We think LHCC’s board erroneously believes that unquestioned unanimity indicates a good decision. In contrast, we believe that open, thorough examination of alternate and sometimes opposing views is a better approach. At the very least, those holding the minority view can take comfort in the fact that their position was given careful consideration and had a fair chance to capture support.

For example, in an earlier post we reviewed LHCC’s administrative expenses and discussed the need to adjust these expenses downward by the portion reimbursed by LHEUC. This shows how dramatically LHCC’s administrative expenses have grown since 2006. After deducting LHEUC’s share, LHCC budgeted $182,826 for 5 administrative expense categories (office supplies, office equipment, printing/copying, administrative salaries, and telephone) in 2006. Based on the approved budget for 2008, these expenses are projected to jump to $297,429, an increase of $114,603 or about 63% in 2 years. That is one example of out-of-control spending. Yet no director had the common sense to ask: “Why are these expenses going up so much?” No director made any effort to discuss ways to reduce LHCC’s expenses at the November 12th meeting.

Another example of the perils of blind acceptance can be found in John Martel’s discussion of the balloon note used to finance the clubhouse remodeling, which is part of the above video clip. John Martel says that both he and the 2007 board have been criticized for committing LHCC to a balloon note. To directors operating reasonably, at a minimum criticism indicates an issue that should be carefully scrutinized. John Martel defends this decision:

We have a commitment from Wachovia that they will refinance the loan when it comes due in 5 years.

Unfortunately, the Promissory Note dated February 2, 2007 that John Martel himself signed doesn’t support his claim. That note provides for full repayment of all principal and interest by February 2, 2012 (which is less than 5 years away) and contains no language committing Wachovia to extend the loan. The Promissory Note itself states that:

This Note and the other Loan Documents represent the final agreement between the parties and may not be contradicted by evidence of prior, contemporaneous or subsequent oral agreements of the parties. There are no unwritten oral agreements between the parties.

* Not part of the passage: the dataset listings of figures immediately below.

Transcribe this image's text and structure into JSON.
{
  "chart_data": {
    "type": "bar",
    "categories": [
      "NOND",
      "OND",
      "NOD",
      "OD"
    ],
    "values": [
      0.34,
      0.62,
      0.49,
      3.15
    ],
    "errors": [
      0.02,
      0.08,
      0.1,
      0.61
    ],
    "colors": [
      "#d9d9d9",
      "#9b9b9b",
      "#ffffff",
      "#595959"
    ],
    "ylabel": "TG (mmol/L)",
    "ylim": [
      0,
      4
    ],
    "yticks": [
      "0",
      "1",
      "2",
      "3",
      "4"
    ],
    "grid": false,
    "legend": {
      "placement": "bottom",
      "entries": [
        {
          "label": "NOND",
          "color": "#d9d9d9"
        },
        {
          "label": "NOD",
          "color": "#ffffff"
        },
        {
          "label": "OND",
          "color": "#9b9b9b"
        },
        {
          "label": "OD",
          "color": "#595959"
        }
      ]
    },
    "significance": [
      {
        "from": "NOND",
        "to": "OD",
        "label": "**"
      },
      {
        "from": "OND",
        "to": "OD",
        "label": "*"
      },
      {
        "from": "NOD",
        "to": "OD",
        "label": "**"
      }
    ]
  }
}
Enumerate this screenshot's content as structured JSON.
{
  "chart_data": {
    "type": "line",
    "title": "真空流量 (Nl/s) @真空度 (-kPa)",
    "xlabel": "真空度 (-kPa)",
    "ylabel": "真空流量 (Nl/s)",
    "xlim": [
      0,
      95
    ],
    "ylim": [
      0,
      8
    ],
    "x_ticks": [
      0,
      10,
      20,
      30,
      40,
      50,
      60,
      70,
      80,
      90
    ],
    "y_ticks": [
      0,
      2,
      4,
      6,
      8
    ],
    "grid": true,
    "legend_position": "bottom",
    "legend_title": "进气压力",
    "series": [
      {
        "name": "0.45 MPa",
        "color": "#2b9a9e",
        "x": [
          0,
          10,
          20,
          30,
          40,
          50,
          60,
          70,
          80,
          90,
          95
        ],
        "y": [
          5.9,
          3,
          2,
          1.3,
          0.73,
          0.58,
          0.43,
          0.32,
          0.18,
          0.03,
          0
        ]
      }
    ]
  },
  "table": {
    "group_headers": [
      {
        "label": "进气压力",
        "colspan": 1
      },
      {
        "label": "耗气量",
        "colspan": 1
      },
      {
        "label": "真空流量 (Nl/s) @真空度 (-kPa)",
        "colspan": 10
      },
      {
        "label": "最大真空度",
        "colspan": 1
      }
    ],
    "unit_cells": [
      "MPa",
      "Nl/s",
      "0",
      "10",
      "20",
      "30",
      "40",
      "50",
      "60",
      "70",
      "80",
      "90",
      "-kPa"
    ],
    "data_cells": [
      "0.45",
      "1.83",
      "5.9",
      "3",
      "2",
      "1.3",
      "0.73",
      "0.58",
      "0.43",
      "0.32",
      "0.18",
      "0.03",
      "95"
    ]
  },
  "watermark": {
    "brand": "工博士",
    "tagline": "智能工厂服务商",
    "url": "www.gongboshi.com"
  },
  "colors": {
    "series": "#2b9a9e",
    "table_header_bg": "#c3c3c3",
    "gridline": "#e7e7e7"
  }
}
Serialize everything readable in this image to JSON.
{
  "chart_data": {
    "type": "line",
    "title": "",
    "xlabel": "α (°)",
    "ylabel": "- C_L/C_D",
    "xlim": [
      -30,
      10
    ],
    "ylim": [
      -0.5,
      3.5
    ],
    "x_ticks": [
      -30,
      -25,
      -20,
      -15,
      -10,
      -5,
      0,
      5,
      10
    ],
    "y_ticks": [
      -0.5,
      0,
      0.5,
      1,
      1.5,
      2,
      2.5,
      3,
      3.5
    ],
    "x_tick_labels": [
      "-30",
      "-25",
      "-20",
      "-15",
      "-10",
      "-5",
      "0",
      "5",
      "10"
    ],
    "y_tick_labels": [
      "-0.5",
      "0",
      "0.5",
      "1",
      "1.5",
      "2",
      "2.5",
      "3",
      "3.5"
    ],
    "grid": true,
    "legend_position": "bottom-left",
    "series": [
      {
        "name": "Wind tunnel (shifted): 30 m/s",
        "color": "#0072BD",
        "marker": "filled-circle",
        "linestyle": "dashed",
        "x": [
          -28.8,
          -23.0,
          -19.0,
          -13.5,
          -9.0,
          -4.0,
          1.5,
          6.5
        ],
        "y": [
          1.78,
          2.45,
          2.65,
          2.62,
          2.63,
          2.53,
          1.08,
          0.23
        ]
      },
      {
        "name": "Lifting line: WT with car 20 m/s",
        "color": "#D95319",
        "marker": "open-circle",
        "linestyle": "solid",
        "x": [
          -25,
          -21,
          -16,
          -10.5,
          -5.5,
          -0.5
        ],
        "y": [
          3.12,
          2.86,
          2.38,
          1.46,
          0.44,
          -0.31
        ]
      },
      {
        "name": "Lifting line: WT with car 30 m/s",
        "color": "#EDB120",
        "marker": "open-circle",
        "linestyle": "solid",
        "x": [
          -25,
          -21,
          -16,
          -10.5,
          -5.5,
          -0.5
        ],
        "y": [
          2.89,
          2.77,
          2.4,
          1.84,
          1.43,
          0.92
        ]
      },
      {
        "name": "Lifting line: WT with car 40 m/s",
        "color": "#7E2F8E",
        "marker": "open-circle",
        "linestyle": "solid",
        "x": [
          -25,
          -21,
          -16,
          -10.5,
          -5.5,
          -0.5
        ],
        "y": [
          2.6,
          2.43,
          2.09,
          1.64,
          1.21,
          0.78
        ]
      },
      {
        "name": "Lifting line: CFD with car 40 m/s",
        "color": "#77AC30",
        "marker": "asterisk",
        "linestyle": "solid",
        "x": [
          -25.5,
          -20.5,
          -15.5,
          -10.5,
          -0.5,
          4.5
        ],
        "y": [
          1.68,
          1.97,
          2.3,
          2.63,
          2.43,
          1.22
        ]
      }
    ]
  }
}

Yet no director – especially not the Silent Sitters – saw fit to ask John Martel if he had that commitment in writing. Apparently, they accepted his unsupported statements as fact. LHCC’s board operates on the principle of “don’t question – just blindly accept.” Silent Sitters are an important component of this “question nothing-act unanimously” culture.

Lake Holiday owners pay a price for Silent Sitters. A portion of that price is the higher dues discussed in the above video and unanimously approved by LHCC’s board. Lake Holiday does not have a board of 11 people who independently and critically evaluate information. Instead, it has a board packed with Silent Sitters that gives the community the illusion of an independent and thoughtful governing body yet keeps power in the hands of a few.